Est-on surpris de voir ce miracle s’accomplir ? Pas tout à fait. Loués soient les prénoms singulièrement composés, ils sont plus faciles à mémoriser. j’avais déjà rencontré celui-ci il y a 8 ans, en me demandant qui avait réalisé le clip de Palest Winter Light, de Pacovolume. Déjà, on y croisait référence automobile bien choisie (une Peugeot 504), et pole dance, sous un ciel tricolore dessiné par des avions de chasse. Déjà, même si tout ça était filmé dans ce qu’on a coutume d’appeler « la réalité », musique et images s’associaient pour téléporter un corps dansant dans un ailleurs qui puisse lui servir de refuge. Il y a dans le monde tel qu’il est quelque chose qui entrave le corps. Et Jack-Antoine Charlot semble détenir les clés d’un autre espace, dans lequel ni la pesanteur, ni le regard, ni la pesanteur du regard ne sont plus un problème. Mais en regardant encore une fois cette 504 déposer sa passagère devant sa piste de danse, j’ai de nouveau l’impression d’avoir du sang écossais qui coule dans mes veines rajeunies alors que je glisse dans son fourreau mon épée encore chaude d’avoir tranché une carotide, une moelle épinière, et la vie éternelle qui allait avec.

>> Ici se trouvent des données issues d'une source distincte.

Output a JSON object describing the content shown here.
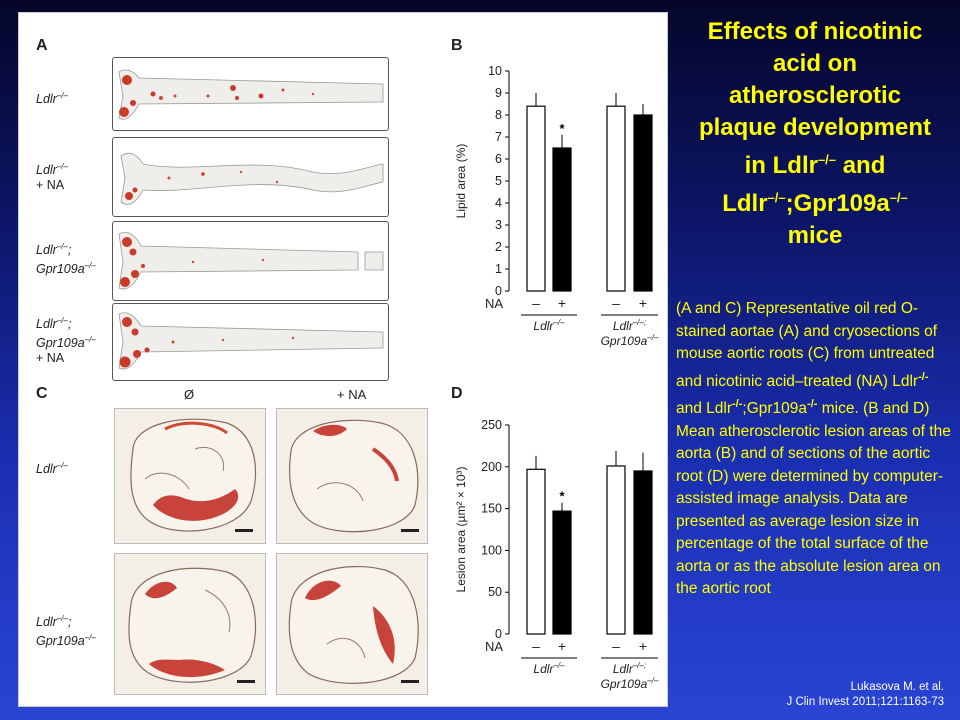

Tout était déjà là. Les éléments de cet univers étaient déjà positionnés pour qu’il se matérialise enfin sous cette forme accomplie. Comme les pièces d’une mécanique, les exo-planètes d’un nouveau système solaire qu’on pourrait en levant la tête observer et dont on commencerait à peine à saisir les engrenages. Il y a là un vocabulaire, des motifs, des articulations. Il y a en somme un langage, dont on est bien obligé maintenant, d’attendre les futures configurations.

Tout ça n’est qu’une histoire de formes.


Dédicace, toute spéciale, à Jérémie B., pourvoyeur important de belles choses dans ce genre, sans qui une majeure partie du contenu de cet article me serait, à moi-même, inconnue, ce qui le rendrait tout entier impossible.